We are approaching to the final release of PostgreSQL 10, now I will talk about “Parallel Queries”, like the Hash indexes in the previous post, Parallel Queries it’s not an entirely new feature, but in PostgreSQL 10 there is an Improved Query Parallelism.
With 9.6, PostgreSQL introduces initial support for parallel execution of large queries. But it’s not enabled by default and only covers parallel execution of sequential scans, joins and aggregates.
In PostgreSQL 10 we will have:
- Support parallel B-tree index scans.
- Support parallel bitmap heap scans.
- Allow merge joins to be performed in parallel.
- Allow non-correlated subqueries to be run in parallel.
- Increase parallel query usage in procedural language functions.

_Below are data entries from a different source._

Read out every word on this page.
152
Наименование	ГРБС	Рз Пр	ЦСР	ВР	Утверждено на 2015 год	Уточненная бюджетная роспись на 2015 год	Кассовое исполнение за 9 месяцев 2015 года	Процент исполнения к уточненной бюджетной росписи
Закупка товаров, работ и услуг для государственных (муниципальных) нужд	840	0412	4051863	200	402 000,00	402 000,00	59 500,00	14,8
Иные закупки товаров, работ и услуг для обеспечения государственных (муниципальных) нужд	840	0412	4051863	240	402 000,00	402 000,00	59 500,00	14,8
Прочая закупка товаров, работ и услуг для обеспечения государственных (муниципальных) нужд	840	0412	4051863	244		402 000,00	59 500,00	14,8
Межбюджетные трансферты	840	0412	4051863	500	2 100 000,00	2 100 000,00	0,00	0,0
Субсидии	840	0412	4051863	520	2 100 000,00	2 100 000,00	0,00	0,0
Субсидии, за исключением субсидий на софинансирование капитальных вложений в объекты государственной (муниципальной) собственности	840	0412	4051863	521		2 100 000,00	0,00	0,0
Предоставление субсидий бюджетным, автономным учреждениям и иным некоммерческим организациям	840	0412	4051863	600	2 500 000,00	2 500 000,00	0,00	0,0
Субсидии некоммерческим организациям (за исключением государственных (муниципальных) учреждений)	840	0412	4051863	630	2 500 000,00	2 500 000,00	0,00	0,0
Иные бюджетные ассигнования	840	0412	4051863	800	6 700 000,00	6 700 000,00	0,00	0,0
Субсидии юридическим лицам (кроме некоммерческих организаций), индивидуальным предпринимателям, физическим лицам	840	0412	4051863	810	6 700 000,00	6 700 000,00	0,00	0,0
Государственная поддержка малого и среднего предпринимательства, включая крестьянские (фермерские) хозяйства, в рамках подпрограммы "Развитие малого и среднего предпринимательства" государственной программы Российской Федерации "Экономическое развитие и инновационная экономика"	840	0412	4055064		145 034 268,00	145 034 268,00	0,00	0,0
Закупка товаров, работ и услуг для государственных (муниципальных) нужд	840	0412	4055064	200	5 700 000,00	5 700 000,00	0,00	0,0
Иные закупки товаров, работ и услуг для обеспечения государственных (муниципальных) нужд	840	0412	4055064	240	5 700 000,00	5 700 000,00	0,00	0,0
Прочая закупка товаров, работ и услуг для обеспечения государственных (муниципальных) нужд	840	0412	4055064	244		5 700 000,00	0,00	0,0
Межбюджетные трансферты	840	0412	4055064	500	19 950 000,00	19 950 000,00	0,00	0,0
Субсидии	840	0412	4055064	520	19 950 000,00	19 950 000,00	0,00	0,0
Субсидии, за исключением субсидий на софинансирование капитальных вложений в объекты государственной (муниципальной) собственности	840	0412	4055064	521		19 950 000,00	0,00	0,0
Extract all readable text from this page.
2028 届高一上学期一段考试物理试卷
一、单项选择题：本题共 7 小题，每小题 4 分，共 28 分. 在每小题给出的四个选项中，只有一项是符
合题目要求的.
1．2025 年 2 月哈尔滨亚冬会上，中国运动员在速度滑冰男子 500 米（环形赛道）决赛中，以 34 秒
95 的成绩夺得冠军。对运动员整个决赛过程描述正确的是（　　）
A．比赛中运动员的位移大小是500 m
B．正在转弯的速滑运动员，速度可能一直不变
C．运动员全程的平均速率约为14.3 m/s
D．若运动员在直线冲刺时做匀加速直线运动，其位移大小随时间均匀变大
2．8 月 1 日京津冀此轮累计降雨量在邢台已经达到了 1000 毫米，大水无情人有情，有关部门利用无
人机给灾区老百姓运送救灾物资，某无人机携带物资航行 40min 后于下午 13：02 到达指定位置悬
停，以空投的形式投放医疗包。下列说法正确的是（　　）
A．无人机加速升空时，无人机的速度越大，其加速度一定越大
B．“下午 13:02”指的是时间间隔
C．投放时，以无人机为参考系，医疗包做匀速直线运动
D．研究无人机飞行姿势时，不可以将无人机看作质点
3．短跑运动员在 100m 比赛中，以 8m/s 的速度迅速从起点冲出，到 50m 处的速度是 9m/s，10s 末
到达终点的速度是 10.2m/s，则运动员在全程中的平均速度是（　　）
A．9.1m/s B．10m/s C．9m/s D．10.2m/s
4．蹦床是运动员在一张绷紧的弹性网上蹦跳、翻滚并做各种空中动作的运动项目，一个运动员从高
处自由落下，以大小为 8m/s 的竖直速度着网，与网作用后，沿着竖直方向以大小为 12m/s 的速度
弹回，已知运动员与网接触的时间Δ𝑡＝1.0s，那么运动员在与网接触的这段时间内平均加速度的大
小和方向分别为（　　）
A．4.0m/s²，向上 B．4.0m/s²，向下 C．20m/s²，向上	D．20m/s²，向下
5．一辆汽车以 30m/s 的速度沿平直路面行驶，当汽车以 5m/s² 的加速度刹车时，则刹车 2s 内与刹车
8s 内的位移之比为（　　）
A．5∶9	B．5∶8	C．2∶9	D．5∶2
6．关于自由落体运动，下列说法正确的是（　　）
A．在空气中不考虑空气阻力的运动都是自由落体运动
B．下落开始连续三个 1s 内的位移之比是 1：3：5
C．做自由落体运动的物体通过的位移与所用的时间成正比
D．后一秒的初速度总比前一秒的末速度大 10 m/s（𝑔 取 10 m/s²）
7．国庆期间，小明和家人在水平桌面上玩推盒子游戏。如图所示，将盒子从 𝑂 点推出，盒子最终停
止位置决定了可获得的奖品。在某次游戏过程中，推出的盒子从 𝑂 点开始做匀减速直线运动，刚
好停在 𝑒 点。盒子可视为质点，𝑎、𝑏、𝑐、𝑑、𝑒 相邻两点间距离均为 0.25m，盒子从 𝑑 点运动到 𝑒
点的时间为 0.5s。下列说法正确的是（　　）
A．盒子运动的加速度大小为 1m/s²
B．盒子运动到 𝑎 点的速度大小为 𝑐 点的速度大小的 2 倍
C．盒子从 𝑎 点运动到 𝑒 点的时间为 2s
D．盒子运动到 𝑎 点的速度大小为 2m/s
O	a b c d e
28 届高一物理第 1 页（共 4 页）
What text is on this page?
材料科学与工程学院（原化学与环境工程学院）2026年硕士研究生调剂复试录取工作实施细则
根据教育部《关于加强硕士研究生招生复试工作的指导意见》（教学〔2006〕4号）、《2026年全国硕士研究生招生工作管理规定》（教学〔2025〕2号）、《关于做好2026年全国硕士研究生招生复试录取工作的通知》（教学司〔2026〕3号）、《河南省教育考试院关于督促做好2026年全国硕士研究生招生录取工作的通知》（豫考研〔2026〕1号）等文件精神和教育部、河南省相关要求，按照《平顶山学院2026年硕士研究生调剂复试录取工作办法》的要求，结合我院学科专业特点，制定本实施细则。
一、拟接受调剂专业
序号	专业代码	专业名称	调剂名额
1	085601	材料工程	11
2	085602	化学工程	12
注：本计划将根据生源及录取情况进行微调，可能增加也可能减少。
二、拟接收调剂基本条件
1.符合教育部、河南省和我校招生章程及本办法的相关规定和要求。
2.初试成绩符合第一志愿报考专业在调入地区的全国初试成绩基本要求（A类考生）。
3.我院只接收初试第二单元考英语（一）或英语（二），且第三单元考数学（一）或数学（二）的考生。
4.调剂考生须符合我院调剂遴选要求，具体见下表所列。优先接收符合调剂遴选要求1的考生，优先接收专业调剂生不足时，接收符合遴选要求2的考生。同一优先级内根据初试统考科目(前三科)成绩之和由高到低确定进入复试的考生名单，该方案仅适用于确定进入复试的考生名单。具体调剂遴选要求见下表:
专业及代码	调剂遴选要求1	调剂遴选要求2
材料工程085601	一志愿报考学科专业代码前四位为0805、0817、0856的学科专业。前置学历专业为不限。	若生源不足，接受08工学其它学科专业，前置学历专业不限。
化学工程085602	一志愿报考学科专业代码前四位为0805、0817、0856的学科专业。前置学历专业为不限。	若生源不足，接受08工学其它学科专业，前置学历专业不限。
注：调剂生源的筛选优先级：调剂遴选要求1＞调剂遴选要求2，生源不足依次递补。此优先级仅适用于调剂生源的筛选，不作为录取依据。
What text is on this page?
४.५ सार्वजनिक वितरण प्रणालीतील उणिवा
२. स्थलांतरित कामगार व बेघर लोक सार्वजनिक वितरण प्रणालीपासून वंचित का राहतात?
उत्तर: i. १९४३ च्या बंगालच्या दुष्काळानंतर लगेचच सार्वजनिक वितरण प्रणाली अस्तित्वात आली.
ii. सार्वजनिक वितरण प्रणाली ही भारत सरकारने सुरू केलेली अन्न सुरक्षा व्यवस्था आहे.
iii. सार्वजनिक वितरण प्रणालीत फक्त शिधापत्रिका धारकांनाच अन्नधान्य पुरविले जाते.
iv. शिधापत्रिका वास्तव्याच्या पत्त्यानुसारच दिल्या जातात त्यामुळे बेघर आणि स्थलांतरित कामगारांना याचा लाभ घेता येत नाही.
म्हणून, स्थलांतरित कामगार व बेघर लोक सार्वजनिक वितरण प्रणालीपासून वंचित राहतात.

All of this is translated to Substantial performance improvements, especially in the area of scalability on multi-CPU-socket servers.
Yeah! our beloved Database is better and better with each release. We need to thanks Robert Haas and other PostgreSQL Hackers, for their hard work. It has been a long and awaited feature, but we are finally there.
Some people coming from other RDBMS could say: “WHAT!!! the X commercial database system has supported parallel queries since many years ago”; and yes it’s true, but these commercial databases heavily invest in development and the license to use them costs lots of money, and with PostgreSQL you get a pretty advanced feature set, comparable and sometimes better than the commercial counterpart, at zero cost, free/gratis, so I invite you to give a donation to the project to support the hackers that make this possible.
I will not make this post long since Robert Haas himself write a nice post about this improvements.
Remember to tune properly to your environment, by default max_parallel_workers_per_gather is set to 2, on multi cpu-core-sockets servers, you might want to increase this value, but be aware that parallel queries may consume very substantially more resources than non-parallel queries.